Kenyan Eliud Kipchoge set a new world record for men of 2:01:39 on September 16, 2018, at the 2018 Berlin Marathon. It is the closest a human has come to breaking the much sought after sub-2-hour marathon. Much like Roger Bannister’s ‘miracle mile’, most sports scientists believe that it is within human capacity to break this mark at some point.
It hasn’t always been this way, check out what happened in the marathon at the 1904 Olympics in St. Louis:
The first place finisher did most of the race in a car. He had intended to drop out, and got a car back to the stadium to get his change of clothes, and just kind of started jogging when he heard the fanfare.
The second place finisher was carried across the finish line, legs technically twitching, by his trainers. They had been refusing him water, and giving him a mixture of Brandy and Rat Poison for the entire race. Doping wasn't illegal yet (and this was a terrible attempt at it), so he got the gold when the First guy was revealed.
Third finisher was unremarkable, somehow.
Fourth finisher was a Cuban Mailman, who had raised the funds to attend the olympics by running non-stop around his entire country. He landed in New Orleans, and promptly lost all of the travelling money on a riverboat casino. He ran the race in dress shoes and long trousers (cut off at the knee by a fellow competitor with a knife). He probably would have come in first (well, second, behind the car) had it not been for the hour nap he took on the side of the track after eating rotten apples he found on the side of the race.
9th and 12th finishers were from South Africa, and ran barefoot. South Africa didn't actually send a delegation - these were students who just happened to be in town and thought it sounded fun. 9th was chased a mile off course by angry dogs. Note: These are the first Africans to compete in any modern Olympic event.
Half the participants had never raced competitively before. Some died.
St. Louis only had one water stop on the entire run. This, coupled with the dusty road, and exacerbated by the cars kicking up dust, lead to the above fatalities. And yet, somehow, Rat Poison guy survived to get the Gold.
The Russian delegation arrived a week late, because they were still using the Julian calendar. In 1904.
In just over 100 years we have gone from drinking rat poison during a run to now pushing the limits of the human body. What happened? The obvious answers are correct - the birth and development of sports science, the invention of proper clothing and the increase in the number of people participating in the sport.
The more underrated answer is the development of the human spirit. It’s true that we’ve been able to survive much tougher conditions throughout our history. However, we’ve needed to rely on mythical stories or hearsay evidence to motivate us to push through our limits.

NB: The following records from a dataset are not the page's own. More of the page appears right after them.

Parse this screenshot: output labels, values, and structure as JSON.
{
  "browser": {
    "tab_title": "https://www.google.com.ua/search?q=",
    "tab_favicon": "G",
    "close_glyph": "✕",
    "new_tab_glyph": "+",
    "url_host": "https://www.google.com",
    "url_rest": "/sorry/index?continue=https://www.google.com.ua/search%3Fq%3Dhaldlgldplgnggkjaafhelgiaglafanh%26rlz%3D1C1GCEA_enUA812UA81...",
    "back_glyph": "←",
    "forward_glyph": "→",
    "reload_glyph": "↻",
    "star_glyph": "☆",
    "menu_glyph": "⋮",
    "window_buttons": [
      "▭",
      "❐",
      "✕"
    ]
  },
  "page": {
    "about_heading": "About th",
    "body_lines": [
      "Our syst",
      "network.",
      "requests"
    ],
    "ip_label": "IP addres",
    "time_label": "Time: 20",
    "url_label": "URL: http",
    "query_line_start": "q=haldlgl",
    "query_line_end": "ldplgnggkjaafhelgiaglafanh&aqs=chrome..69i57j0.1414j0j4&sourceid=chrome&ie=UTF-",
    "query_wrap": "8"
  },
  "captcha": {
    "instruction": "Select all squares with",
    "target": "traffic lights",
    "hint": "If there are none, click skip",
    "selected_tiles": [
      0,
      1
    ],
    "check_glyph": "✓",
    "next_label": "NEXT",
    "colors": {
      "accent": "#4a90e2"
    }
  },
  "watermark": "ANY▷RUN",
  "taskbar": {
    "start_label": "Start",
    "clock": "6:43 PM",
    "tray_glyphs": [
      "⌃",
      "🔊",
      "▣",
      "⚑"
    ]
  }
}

After Bannister broke the 4 min mile, only one other person managed to do it (John Landy) within a year. However, within 25 years hundreds of people had broken the 4 min mile and even today a strong high school runner can do it.

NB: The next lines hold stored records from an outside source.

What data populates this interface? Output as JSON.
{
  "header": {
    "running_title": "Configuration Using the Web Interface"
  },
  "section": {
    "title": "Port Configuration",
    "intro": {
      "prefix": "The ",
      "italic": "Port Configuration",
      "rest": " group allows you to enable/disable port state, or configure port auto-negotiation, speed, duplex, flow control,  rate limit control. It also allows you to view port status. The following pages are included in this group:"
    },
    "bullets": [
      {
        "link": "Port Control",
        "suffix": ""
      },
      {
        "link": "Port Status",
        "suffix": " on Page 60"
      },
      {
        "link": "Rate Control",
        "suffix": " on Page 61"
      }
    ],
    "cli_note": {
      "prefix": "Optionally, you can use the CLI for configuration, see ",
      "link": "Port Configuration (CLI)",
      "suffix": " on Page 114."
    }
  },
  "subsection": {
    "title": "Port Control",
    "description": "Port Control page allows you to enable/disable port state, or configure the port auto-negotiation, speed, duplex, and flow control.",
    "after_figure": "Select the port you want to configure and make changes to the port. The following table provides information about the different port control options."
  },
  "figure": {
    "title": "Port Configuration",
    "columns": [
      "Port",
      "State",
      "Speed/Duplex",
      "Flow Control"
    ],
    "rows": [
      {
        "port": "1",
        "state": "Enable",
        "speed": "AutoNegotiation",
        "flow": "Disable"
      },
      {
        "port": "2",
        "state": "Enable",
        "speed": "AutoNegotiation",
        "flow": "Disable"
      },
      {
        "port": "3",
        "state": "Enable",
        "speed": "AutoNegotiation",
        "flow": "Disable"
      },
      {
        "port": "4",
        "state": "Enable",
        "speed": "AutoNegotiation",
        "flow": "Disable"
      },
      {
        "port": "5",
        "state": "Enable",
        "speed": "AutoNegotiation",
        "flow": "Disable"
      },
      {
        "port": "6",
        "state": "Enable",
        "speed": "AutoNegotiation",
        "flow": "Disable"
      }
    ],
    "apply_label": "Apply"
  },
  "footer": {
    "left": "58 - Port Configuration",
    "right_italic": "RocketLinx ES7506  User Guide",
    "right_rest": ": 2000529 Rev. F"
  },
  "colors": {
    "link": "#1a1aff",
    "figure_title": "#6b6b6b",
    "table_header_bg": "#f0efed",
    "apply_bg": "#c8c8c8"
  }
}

Knowing that it was possible made a big difference. It’s much easier to chase down dreams when people you can relate to having accomplished them.
As our world becomes increasingly specialized, we’ll see these kinds of records continue to be broken. Most youth athletes spend a vast majority of their extracurricular activities on just one sport. There is a danger, however, in embarking on such a journey. What are you missing out on by sacrificing it all for one sport/opportunity/dream?
It’s important to expose yourself to a wide variety of experiences before making the leap to specialize. Once you decide, definitely put all your eggs in one basket. Find someone who you can emulate - even if they’re physically inaccessible. And then get after it! Records are obstacles to be broken!